The company’s press team did not immediately respond for comment.

The cycle of startups going from landing nine-figure rounds, as well as scooping up other companies, to laying off hundreds of employees is nothing new. Especially in the SoftBank world: The Japanese conglomerate has been looked at as part of the problem, if not the main perpetrator, for ballooning valuations overnight with heavy-handed checks. Its portfolio shows its large sums of cash doesn’t fix everything: think WeWork, and if you have energy, look at Uber. I need not say more, but I can: days after WeWork’s CEO, Adam Neumann, departed due to investor pressure, reports came out that another real estate company, Compass, also invested in by SoftBank, has been facing a large executive exit as well.
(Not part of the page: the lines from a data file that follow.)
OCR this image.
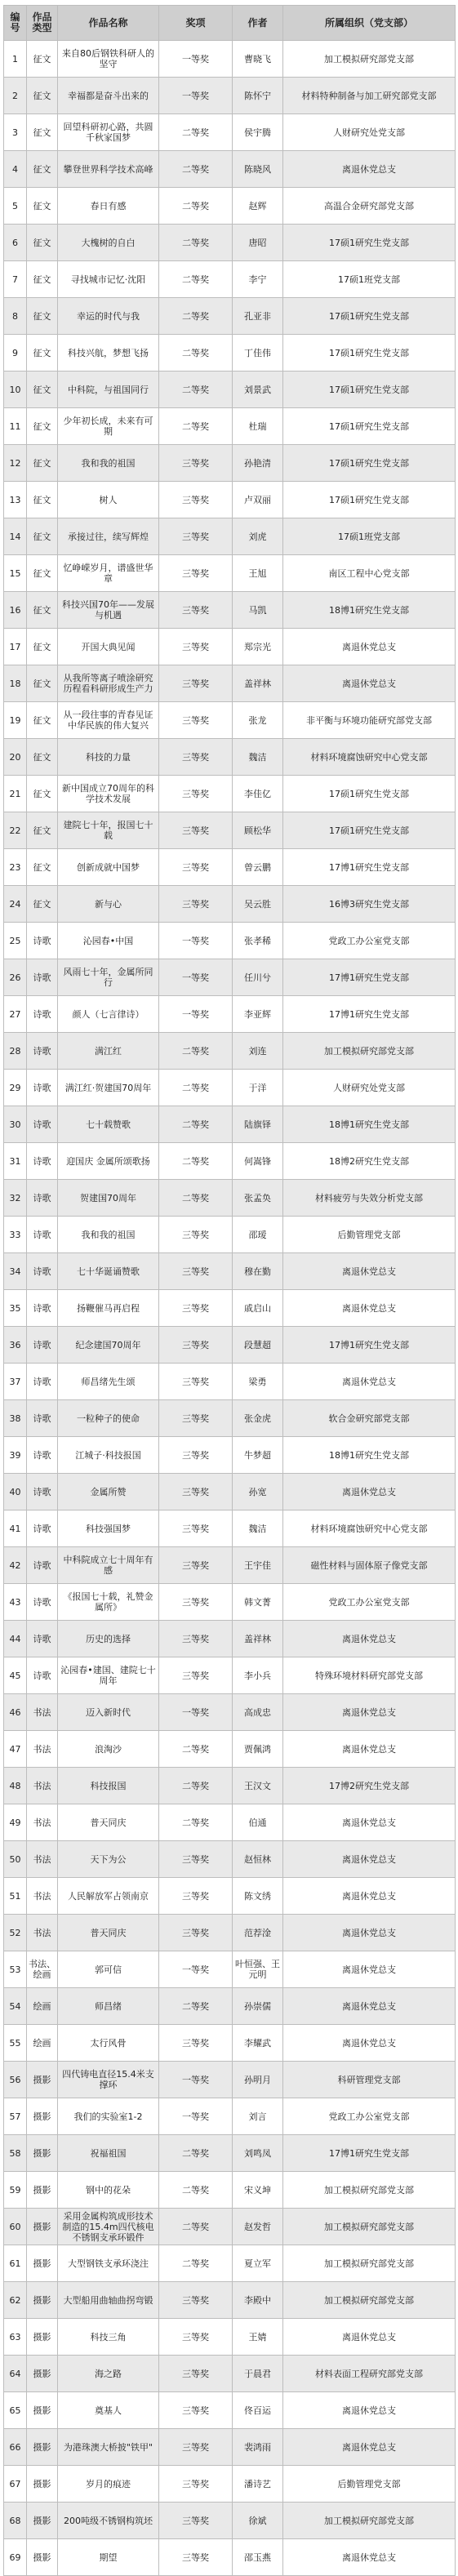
编号	作品类型	作品名称	奖项	作者	所属组织（党支部）
1	征文	来自80后钢铁科研人的坚守	一等奖	曹晓飞	加工模拟研究部党支部
2	征文	幸福都是奋斗出来的	一等奖	陈怀宁	材料特种制备与加工研究部党支部
3	征文	回望科研初心路，共圆千秋家国梦	二等奖	侯宇腾	人财研究处党支部
4	征文	攀登世界科学技术高峰	二等奖	陈晓风	离退休党总支
5	征文	春日有感	二等奖	赵辉	高温合金研究部党支部
6	征文	大槐树的自白	二等奖	唐昭	17硕1研究生党支部
7	征文	寻找城市记忆·沈阳	二等奖	李宁	17硕1班党支部
8	征文	幸运的时代与我	二等奖	孔亚非	17硕1研究生党支部
9	征文	科技兴航，梦想飞扬	二等奖	丁佳伟	17硕1研究生党支部
10	征文	中科院，与祖国同行	二等奖	刘景武	17硕1研究生党支部
11	征文	少年初长成，未来有可期	二等奖	杜瑞	17硕1研究生党支部
12	征文	我和我的祖国	三等奖	孙艳清	17硕1研究生党支部
13	征文	树人	三等奖	卢双丽	17硕1研究生党支部
14	征文	承接过往，续写辉煌	三等奖	刘虎	17硕1班党支部
15	征文	忆峥嵘岁月，谱盛世华章	三等奖	王旭	南区工程中心党支部
16	征文	科技兴国70年——发展与机遇	三等奖	马凯	18博1研究生党支部
17	征文	开国大典见闻	三等奖	郑宗光	离退休党总支
18	征文	从我所等离子喷涂研究历程看科研形成生产力	三等奖	盖祥林	离退休党总支
19	征文	从一段往事的青春见证中华民族的伟大复兴	三等奖	张龙	非平衡与环境功能研究部党支部
20	征文	科技的力量	三等奖	魏洁	材料环境腐蚀研究中心党支部
21	征文	新中国成立70周年的科学技术发展	三等奖	李佳亿	17硕1研究生党支部
22	征文	建院七十年，报国七十载	三等奖	顾松华	17硕1研究生党支部
23	征文	创新成就中国梦	三等奖	曾云鹏	17博1研究生党支部
24	征文	新与心	三等奖	吴云胜	16博3研究生党支部
25	诗歌	沁园春•中国	一等奖	张孝稀	党政工办公室党支部
26	诗歌	风雨七十年，金属所同行	一等奖	任川兮	17博1研究生党支部
27	诗歌	颜人（七言律诗）	一等奖	李亚辉	17博1研究生党支部
28	诗歌	满江红	二等奖	刘连	加工模拟研究部党支部
29	诗歌	满江红·贺建国70周年	二等奖	于洋	人财研究处党支部
30	诗歌	七十载赞歌	二等奖	陆旗铎	18博1研究生党支部
31	诗歌	迎国庆 金属所颂歌扬	二等奖	何嵩锋	18博2研究生党支部
32	诗歌	贺建国70周年	二等奖	张孟奂	材料疲劳与失效分析党支部
33	诗歌	我和我的祖国	三等奖	邵瑷	后勤管理党支部
34	诗歌	七十华诞诵赞歌	三等奖	穆在勤	离退休党总支
35	诗歌	扬鞭催马再启程	三等奖	戚启山	离退休党总支
36	诗歌	纪念建国70周年	三等奖	段慧超	17博1研究生党支部
37	诗歌	师昌绪先生颂	三等奖	梁勇	离退休党总支
38	诗歌	一粒种子的使命	三等奖	张金虎	软合金研究部党支部
39	诗歌	江城子·科技报国	三等奖	牛梦超	18博1研究生党支部
40	诗歌	金属所赞	三等奖	孙宽	离退休党总支
41	诗歌	科技强国梦	三等奖	魏洁	材料环境腐蚀研究中心党支部
42	诗歌	中科院成立七十周年有感	三等奖	王宇佳	磁性材料与固体原子像党支部
43	诗歌	《报国七十载，礼赞金属所》	三等奖	韩文菁	党政工办公室党支部
44	诗歌	历史的选择	三等奖	盖祥林	离退休党总支
45	诗歌	沁园春•建国、建院七十周年	三等奖	李小兵	特殊环境材料研究部党支部
46	书法	迈入新时代	一等奖	高成忠	离退休党总支
47	书法	浪淘沙	二等奖	贾佩鸿	离退休党总支
48	书法	科技报国	二等奖	王汉文	17博2研究生党支部
49	书法	普天同庆	二等奖	伯通	离退休党总支
50	书法	天下为公	三等奖	赵恒林	离退休党总支
51	书法	人民解放军占领南京	三等奖	陈文绣	离退休党总支
52	书法	普天同庆	三等奖	范荐淦	离退休党总支
53	书法、绘画	郭可信	一等奖	叶恒强、王元明	离退休党总支
54	绘画	师昌绪	二等奖	孙崇儒	离退休党总支
55	绘画	太行风骨	三等奖	李耀武	离退休党总支
56	摄影	四代铸电直径15.4米支撑环	一等奖	孙明月	科研管理党支部
57	摄影	我们的实验室1-2	一等奖	刘言	党政工办公室党支部
58	摄影	祝福祖国	二等奖	刘鸣凤	17博1研究生党支部
59	摄影	钢中的花朵	二等奖	宋义坤	加工模拟研究部党支部
60	摄影	采用金属构筑成形技术制造的15.4m四代核电不锈钢支承环锻件	二等奖	赵发哲	加工模拟研究部党支部
61	摄影	大型钢铁支承环浇注	二等奖	夏立军	加工模拟研究部党支部
62	摄影	大型船用曲轴曲拐弯锻	三等奖	李殿中	加工模拟研究部党支部
63	摄影	科技三角	三等奖	王婧	离退休党总支
64	摄影	海之路	三等奖	于晨君	材料表面工程研究部党支部
65	摄影	奠基人	三等奖	佟百运	离退休党总支
66	摄影	为港珠澳大桥披"铁甲"	三等奖	裴鸿雨	离退休党总支
67	摄影	岁月的痕迹	三等奖	潘诗艺	后勤管理党支部
68	摄影	200吨级不锈钢构筑坯	三等奖	徐斌	加工模拟研究部党支部
69	摄影	期望	三等奖	邵玉燕	离退休党总支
The New York startup has raised $1.6 billion in known funding to date, and has lost a slew of senior-level individuals over the past two years, including its chief financial officer, chief marketing officer and chief technology officer.

But the problem appears to have deepened. For example, Axios reported that SoftBank is cutting its ties with startup investments, even after signing term sheets. Per the story, one of the startups SoftBank is messing with is Creator, a San Francisco-based startup that develops hamburger-making robots (coincidentally enough). After signing an exclusive term sheet, SoftBank has left the deal in flux.

Bottom line: Zume, one of the biggest capital-backed companies in the pizza startup space, was raising money at a $4 billion dollar valuation in November. Now, two months later, it’s facing cuts. No matter how you slice it, it looks like 2020’s reckoning has begun.